Avnet Sofia, Mizushima Emi, Severino Beatrice, Lipreri Maria Veronica, Scognamiglio Antonia, Corvino Angela, Baldini Nicola, Cortini Margherita
Department of Biomedical and Neuromotor Sciences, University of Bologna, 40138 Bologna, Italy.
Department of Orthopaedic Surgery, School of Medicine, Sapporo Medical University, Sapporo 060-8543, Hokkaido, Japan.
Metabolites. 2025 Mar 5;15(3):178. doi: 10.3390/metabo15030178.
Angiogenesis, the process of new blood vessel formation, is critically regulated by a balance of pro- and anti-angiogenic factors. This process plays a central role in tumor progression and is modulated by tumor cells. Sphingosine-1-phosphate (S1P), a bioactive lipid signaling molecule acting via G-protein-coupled receptors (S1PR1-5), has emerged as a key mediator of vascular development and pathological angiogenesis in cancer. Consequently, targeting the S1P-S1PRs axis represents a promising strategy for antiangiogenic therapies. This study explores S1PR3 as a potential therapeutic target in osteosarcoma, the most common primary bone malignancy, which we have previously demonstrated to secrete S1P within the acidic tumor microenvironment.

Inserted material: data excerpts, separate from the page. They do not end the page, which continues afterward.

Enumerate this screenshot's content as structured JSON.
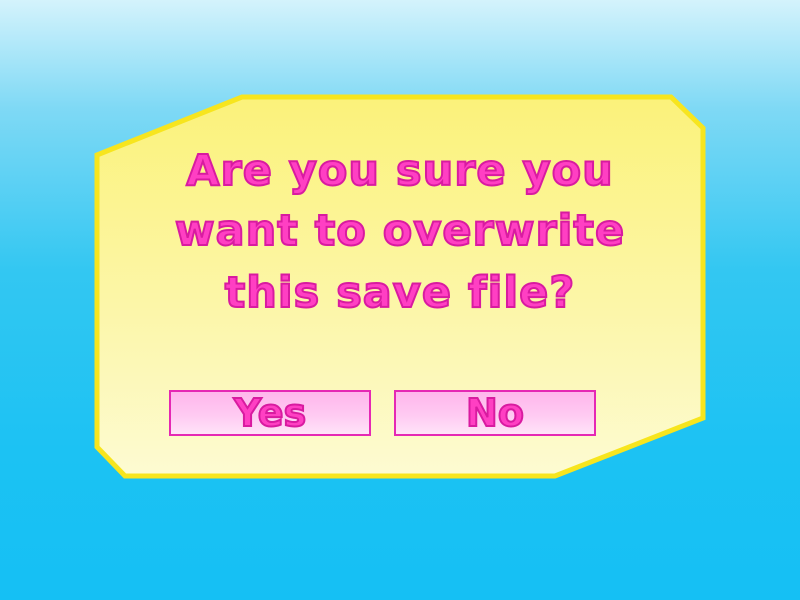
{
  "dialog": {
    "message_lines": [
      "Are you sure you",
      "want to overwrite",
      "this save file?"
    ],
    "yes_label": "Yes",
    "no_label": "No"
  },
  "colors": {
    "panel_fill_top": "#fbf27a",
    "panel_fill_bottom": "#fdfbd2",
    "panel_border": "#f7e51e",
    "text_pink": "#ff3fc3",
    "text_outline": "#d81ba0",
    "button_fill": "#ffc0ef",
    "background_top": "#d4f3fc",
    "background_bottom": "#15c0f4"
  }
}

The effects of KRX-725-II and its derivatives, Tic-4-KRX-725-II and [D-Tic]4-KRX-725-II-pepducins acting as S1PR3 antagonists as allosteric modulators of GPCR activity-were tested on metastatic osteosarcoma cells (143B) for proliferation and migration inhibition. Anti-angiogenic activity was assessed using endothelial cells (HUVEC) through proliferation and tubulogenesis assays in 2D, alongside sprouting and migration analyses in a 3D passively perfused microfluidic chip.

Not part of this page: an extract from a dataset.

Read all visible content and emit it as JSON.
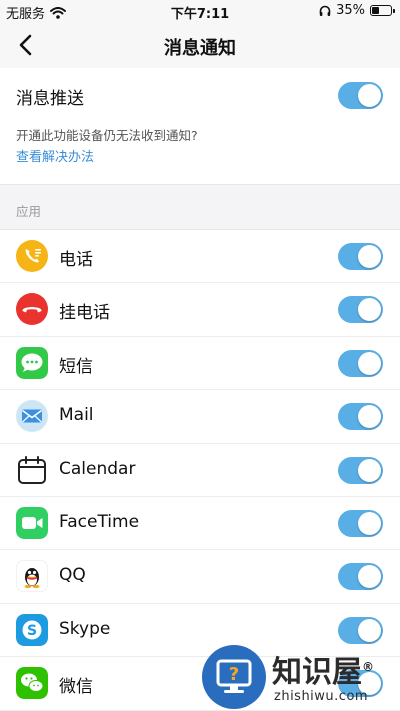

S1PR3 inhibition did not alter osteosarcoma cell growth or migration. However, it impaired endothelial cell tubulogenesis up to 75% and sprouting up to 30% in respect to controls. Conventional 2D assays revealed reduced tubule nodes and length, while 3D microfluidic models demonstrated diminished sprouting area and maximum migration distance, indicating S1PR3's role in driving endothelial cell differentiation.

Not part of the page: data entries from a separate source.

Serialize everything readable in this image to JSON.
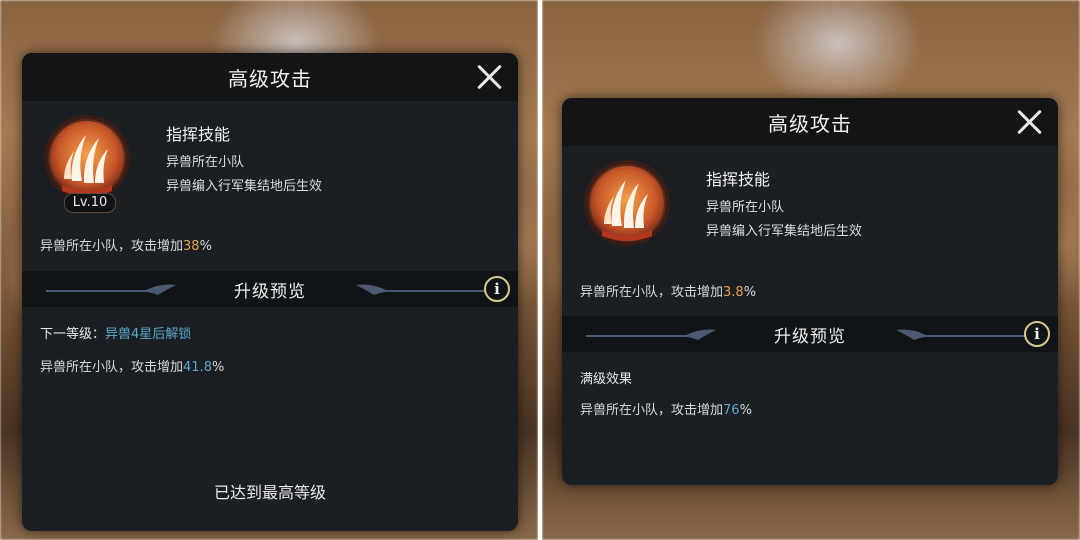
{
  "left": {
    "title": "高级攻击",
    "skill_name": "指挥技能",
    "scope": "异兽所在小队",
    "condition": "异兽编入行军集结地后生效",
    "level": "Lv.10",
    "current_prefix": "异兽所在小队，攻击增加",
    "current_value": "38",
    "current_suffix": "%",
    "preview_title": "升级预览",
    "info_label": "i",
    "next_label": "下一等级：",
    "next_requirement": "异兽4星后解锁",
    "next_prefix": "异兽所在小队，攻击增加",
    "next_value": "41.8",
    "next_suffix": "%",
    "max_level_text": "已达到最高等级"
  },
  "right": {
    "title": "高级攻击",
    "skill_name": "指挥技能",
    "scope": "异兽所在小队",
    "condition": "异兽编入行军集结地后生效",
    "current_prefix": "异兽所在小队，攻击增加",
    "current_value": "3.8",
    "current_suffix": "%",
    "preview_title": "升级预览",
    "info_label": "i",
    "max_effect_label": "满级效果",
    "max_prefix": "异兽所在小队，攻击增加",
    "max_value": "76",
    "max_suffix": "%"
  },
  "colors": {
    "accent_orange": "#e2a24a",
    "accent_blue": "#5aa9c9",
    "panel": "#1b1f24"
  }
}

These findings highlight S1PR3 as a critical regulator of angiogenesis and posit its targeting as a novel anti-angiogenic strategy, particularly for aggressive, S1P-secreting tumors with pronounced metastatic potential and an acidic microenvironment.
血管生成是新血管形成的过程,受促血管生成因子和抗血管生成因子平衡的严格调控。这一过程在肿瘤进展中起核心作用,并受肿瘤细胞调节。鞘氨醇-1-磷酸(S1P)是一种通过G蛋白偶联受体(S1PR1 - 5)发挥作用的生物活性脂质信号分子,已成为血管发育和癌症病理血管生成的关键介质。因此,靶向S1P - S1PRs轴是抗血管生成治疗的一个有前景的策略。本研究探讨S1PR3作为骨肉瘤潜在治疗靶点的可能性,骨肉瘤是最常见的原发性骨恶性肿瘤,我们之前已证明其在酸性肿瘤微环境中分泌S1P。
测试KRX - 725 - II及其衍生物Tic - 4 - KRX - 725 - II和[D - Tic]4 - KRX - 725 - II - pepducins作为S1PR3拮抗剂(作为GPCR活性的变构调节剂)对转移性骨肉瘤细胞(143B)增殖和迁移抑制的影响。通过内皮细胞(HUVEC)在二维增殖和管腔形成试验中评估抗血管生成活性,同时在三维被动灌注微流控芯片中进行芽生和迁移分析。
抑制S1PR3并未改变骨肉瘤细胞的生长或迁移。然而,与对照组相比,它使内皮细胞管腔形成减少高达75%,芽生减少高达30%。传统的二维试验显示管腔节点和长度减少,而三维微流控模型显示芽生面积和最大迁移距离减小,表明S1PR3在驱动内皮细胞分化中的作用。
这些发现突出了S1PR3作为血管生成的关键调节因子,并将其靶向作为一种新的抗血管生成策略,特别是对于具有明显转移潜力和酸性微环境的侵袭性、分泌S1P的肿瘤。